Сказка закончилась, как и ожидалось, тем, что добро победило зло. Отрицательный персонаж был разоблачен и изгнан.
– Почему “в другой”? – вяло расстроился будущий журналист. – Я же рассказал билет!
Степанов все с тем же невозмутимым видом протянул ему зачетку и раздельно повторил:
– В другой раз. Этот же вопрос. И заодно “Евгения Онегина” расскажете.
Молодой человек пожал плечами, поднялся, сунул зачетку в сумку и, попрощавшись, вышел. Из-за двери мы тут же услышали его голос:
– Не знаю… Сказал, в другой раз… И главное – я ведь все читал. И всадника, и сказки этого… Белкина.
– “Ужо тебе” – это ладно, – произнес после некоторого молчания Степанов. – Он мне только что “Полтаву” процитировал. – Степанов достал из кармана сигареты. – Слушай! “Швед, русский – колет, рубит, ржет!”
– Режет, – поправил я.
– Это у тебя “режет”, – сердито сказал Степанов и повторил: – Режет. А у него – ржёт! Понимаешь? Колет и при этом ржёт!
Степанов щелкнул зажигалкой и зло закурил.
– Слушай, Степанов, у тебя сигаретки не будет?
– Ох, извини, Андрюша. Я тут с ними со всеми вконец с ума сойду. – Он протянул мне пачку.
– Не расстраивайся, просто уже выросло другое поколение. Компьютеры, телевизор. И интересы у них уже другие.
– Другие. – Степанов посмотрел на меня исподлобья и невесело хмыкнул. Потом затянулся сигаретой. Я тоже закурил. Мы молча уселись друг напротив друга за стол, где у них обычно на кафедре курят и пьют чай. – Вчера вот тоже приходила, – вдруг вспомнил Степанов. – Пересдавать. Кстати, с вашего вроде отделения. Овца златокудрая…
– Да ладно, с нашего…
– Точно тебе говорю.
– И что?
– Интеллигентная такая, аккуратная. Речь культурная. Судя по всему, она из приличной семьи. Я прямо весь растаял. Спрашиваю ее, так, на всякий случай: вы “Евгения Онегина” читали? Она голову наклонила картинно и заявляет: что именно? У меня от удивления чуть челюсть не отвалилась. То есть как это, говорю, “что именно”?! А она так спокойно спрашивает: ну что именно из этого автора?
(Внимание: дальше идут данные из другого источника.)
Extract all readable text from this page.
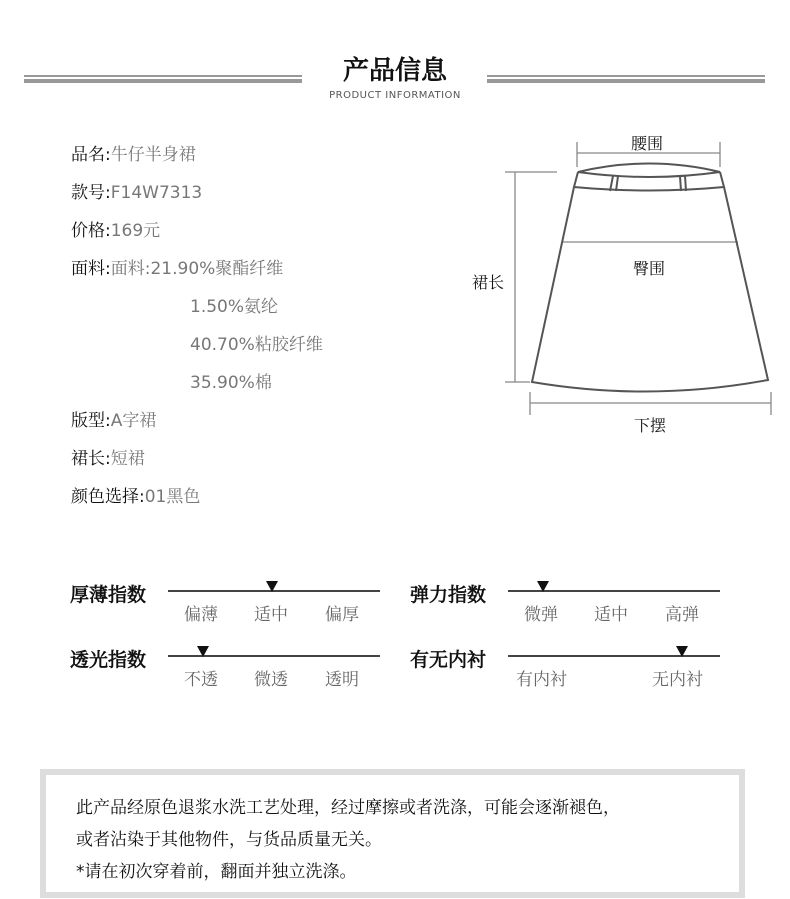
产品信息
PRODUCT INFORMATION
品名:牛仔半身裙
款号:F14W7313
价格:169元
面料:面料:21.90%聚酯纤维
1.50%氨纶
40.70%粘胶纤维
35.90%棉
版型:A字裙
裙长:短裙
颜色选择:01黑色
腰围
臀围
裙长
下摆
厚薄指数
偏薄 适中 偏厚
弹力指数
微弹 适中 高弹
透光指数
不透 微透 透明
有无内衬
有内衬	无内衬
此产品经原色退浆水洗工艺处理，经过摩擦或者洗涤，可能会逐渐褪色，
或者沾染于其他物件，与货品质量无关。
*请在初次穿着前，翻面并独立洗涤。
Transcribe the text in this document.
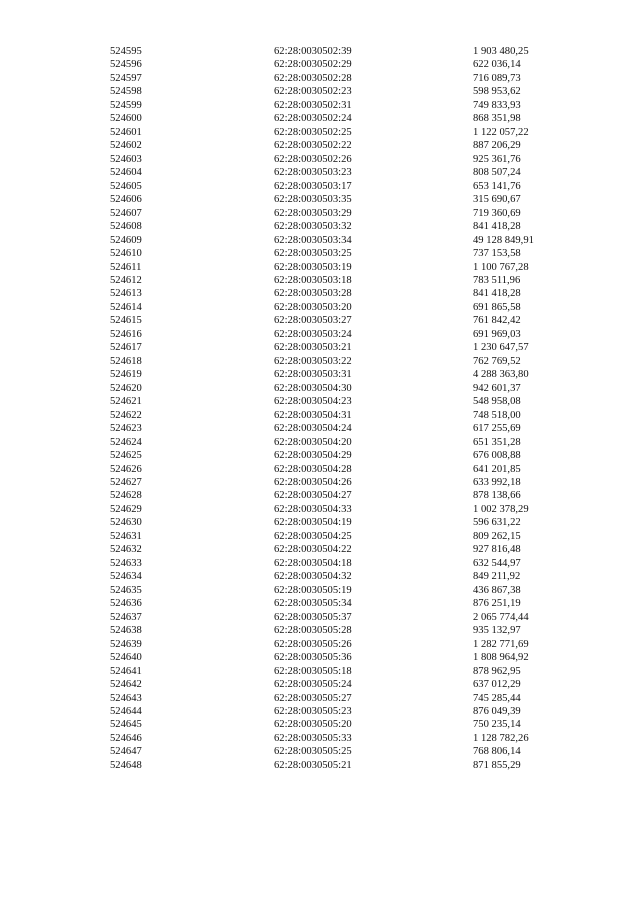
524595	62:28:0030502:39	1 903 480,25
524596	62:28:0030502:29	622 036,14
524597	62:28:0030502:28	716 089,73
524598	62:28:0030502:23	598 953,62
524599	62:28:0030502:31	749 833,93
524600	62:28:0030502:24	868 351,98
524601	62:28:0030502:25	1 122 057,22
524602	62:28:0030502:22	887 206,29
524603	62:28:0030502:26	925 361,76
524604	62:28:0030503:23	808 507,24
524605	62:28:0030503:17	653 141,76
524606	62:28:0030503:35	315 690,67
524607	62:28:0030503:29	719 360,69
524608	62:28:0030503:32	841 418,28
524609	62:28:0030503:34	49 128 849,91
524610	62:28:0030503:25	737 153,58
524611	62:28:0030503:19	1 100 767,28
524612	62:28:0030503:18	783 511,96
524613	62:28:0030503:28	841 418,28
524614	62:28:0030503:20	691 865,58
524615	62:28:0030503:27	761 842,42
524616	62:28:0030503:24	691 969,03
524617	62:28:0030503:21	1 230 647,57
524618	62:28:0030503:22	762 769,52
524619	62:28:0030503:31	4 288 363,80
524620	62:28:0030504:30	942 601,37
524621	62:28:0030504:23	548 958,08
524622	62:28:0030504:31	748 518,00
524623	62:28:0030504:24	617 255,69
524624	62:28:0030504:20	651 351,28
524625	62:28:0030504:29	676 008,88
524626	62:28:0030504:28	641 201,85
524627	62:28:0030504:26	633 992,18
524628	62:28:0030504:27	878 138,66
524629	62:28:0030504:33	1 002 378,29
524630	62:28:0030504:19	596 631,22
524631	62:28:0030504:25	809 262,15
524632	62:28:0030504:22	927 816,48
524633	62:28:0030504:18	632 544,97
524634	62:28:0030504:32	849 211,92
524635	62:28:0030505:19	436 867,38
524636	62:28:0030505:34	876 251,19
524637	62:28:0030505:37	2 065 774,44
524638	62:28:0030505:28	935 132,97
524639	62:28:0030505:26	1 282 771,69
524640	62:28:0030505:36	1 808 964,92
524641	62:28:0030505:18	878 962,95
524642	62:28:0030505:24	637 012,29
524643	62:28:0030505:27	745 285,44
524644	62:28:0030505:23	876 049,39
524645	62:28:0030505:20	750 235,14
524646	62:28:0030505:33	1 128 782,26
524647	62:28:0030505:25	768 806,14
524648	62:28:0030505:21	871 855,29
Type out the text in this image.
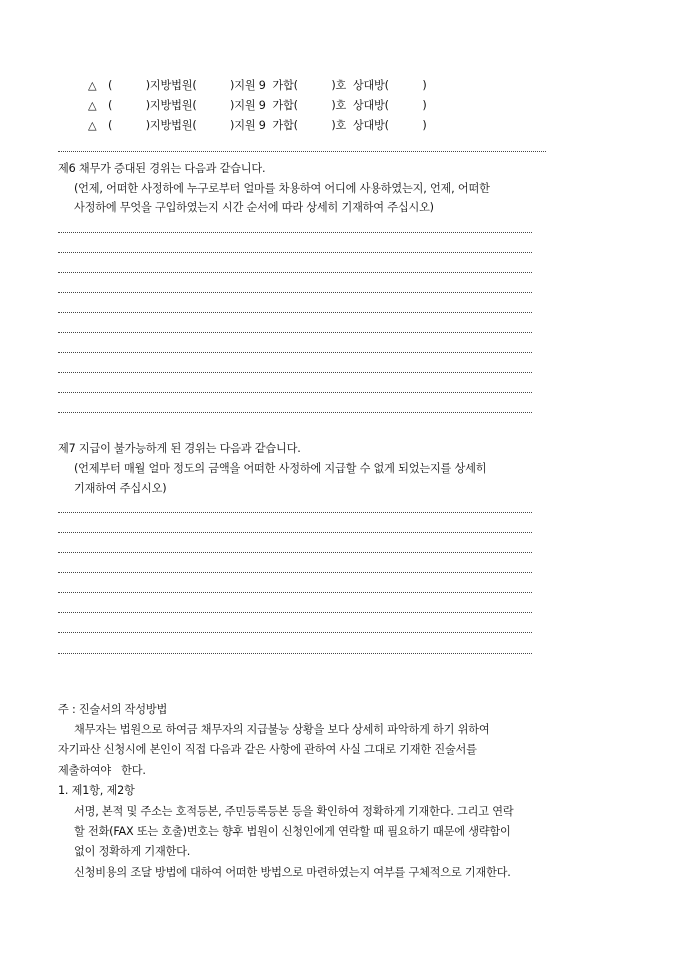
△ (          )지방법원(          )지원 9  가합(          )호  상대방(          )
△ (          )지방법원(          )지원 9  가합(          )호  상대방(          )
△ (          )지방법원(          )지원 9  가합(          )호  상대방(          )
제6 채무가 증대된 경위는 다음과 같습니다.
(언제, 어떠한 사정하에 누구로부터 얼마를 차용하여 어디에 사용하였는지, 언제, 어떠한
사정하에 무엇을 구입하였는지 시간 순서에 따라 상세히 기재하여 주십시오)
제7 지급이 불가능하게 된 경위는 다음과 같습니다.
(언제부터 매월 얼마 정도의 금액을 어떠한 사정하에 지급할 수 없게 되었는지를 상세히
기재하여 주십시오)
주 : 진술서의 작성방법
채무자는 법원으로 하여금 채무자의 지급불능 상황을 보다 상세히 파악하게 하기 위하여
자기파산 신청시에 본인이 직접 다음과 같은 사항에 관하여 사실 그대로 기재한 진술서를
제출하여야   한다.
1. 제1항, 제2항
서명, 본적 및 주소는 호적등본, 주민등록등본 등을 확인하여 정확하게 기재한다. 그리고 연락
할 전화(FAX 또는 호출)번호는 향후 법원이 신청인에게 연락할 때 필요하기 때문에 생략함이
없이 정확하게 기재한다.
신청비용의 조달 방법에 대하여 어떠한 방법으로 마련하였는지 여부를 구체적으로 기재한다.
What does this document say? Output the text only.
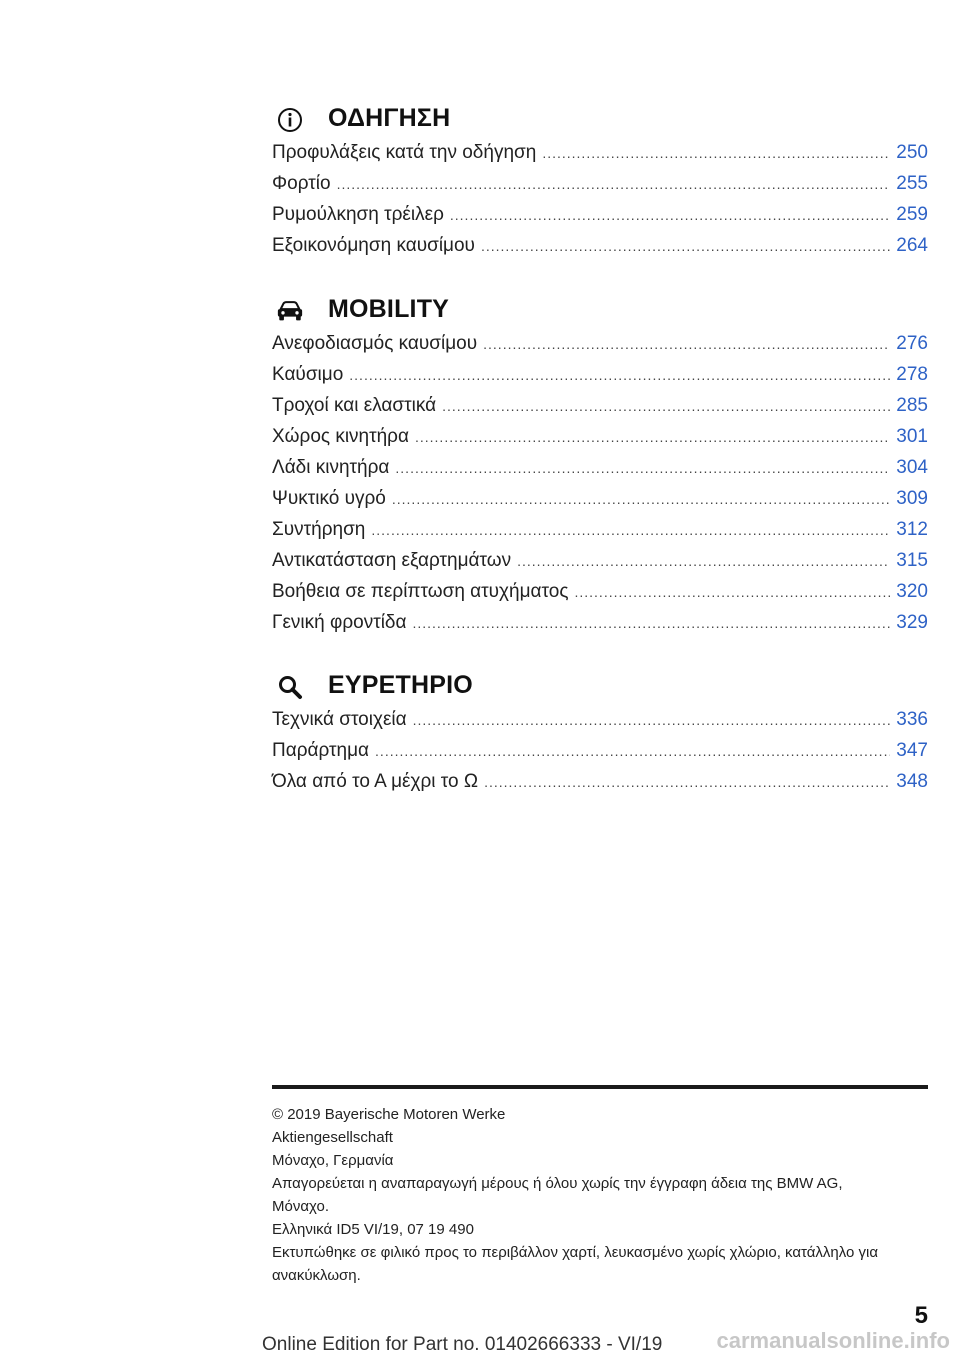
ΟΔΗΓΗΣΗ
Προφυλάξεις κατά την οδήγηση .....	250
Φορτίο .....	255
Ρυμούλκηση τρέιλερ .....	259
Εξοικονόμηση καυσίμου .....	264
MOBILITY
Ανεφοδιασμός καυσίμου .....	276
Καύσιμο .....	278
Τροχοί και ελαστικά .....	285
Χώρος κινητήρα .....	301
Λάδι κινητήρα .....	304
Ψυκτικό υγρό .....	309
Συντήρηση .....	312
Αντικατάσταση εξαρτημάτων .....	315
Βοήθεια σε περίπτωση ατυχήματος .....	320
Γενική φροντίδα .....	329
ΕΥΡΕΤΗΡΙΟ
Τεχνικά στοιχεία .....	336
Παράρτημα .....	347
Όλα από το Α μέχρι το Ω .....	348

© 2019 Bayerische Motoren Werke

Aktiengesellschaft

Μόναχο, Γερμανία

Απαγορεύεται η αναπαραγωγή μέρους ή όλου χωρίς την έγγραφη άδεια της BMW AG,

Μόναχο.

Ελληνικά ID5 VI/19, 07 19 490

Εκτυπώθηκε σε φιλικό προς το περιβάλλον χαρτί, λευκασμένο χωρίς χλώριο, κατάλληλο για

ανακύκλωση.

5
Online Edition for Part no. 01402666333 - VI/19	carmanualsonline.info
И, знаешь, таким тоном, будто с дурачком разговаривает.
– Ну и что? – Я пожал плечами. – У моего приятеля из консерватории был друг, вокалист. Так он, когда его на экзамене спросили, кто такой Евгений Онегин, ответил, что это баритон.
– Так то консерватория, а у нас все-таки филфак!
Степанов меня ничуть не удивил. Чем, в конце концов, филфак хуже консерватории? Он ничуть не хуже. У нас есть свои традиции, тоже славные. Мне папа рассказывал, что критика Виктора Топорова, когда он еще учился на филфаке, однокурсница спросила: “Тут у нас в программе такой поэт – Батюшкин. Как ты думаешь, его стоит читать?” “Конечно, – подтвердил Топоров. – Ты, кстати, еще заодно и Баратышкина почитай. Тоже интересно”.
– “Что именно”! – продолжал негодовать Степанов. – Нет, ну надо же! И это мне заявляет студентка филологического факультета!
– Перестань, просто жизнь не стоит на месте. Может, она…
– Или взять хоть этого засранца.
– Которого?
– Которого, – передразнил Степанов. – Которого ты сейчас видел. Ты думаешь, он лентяй?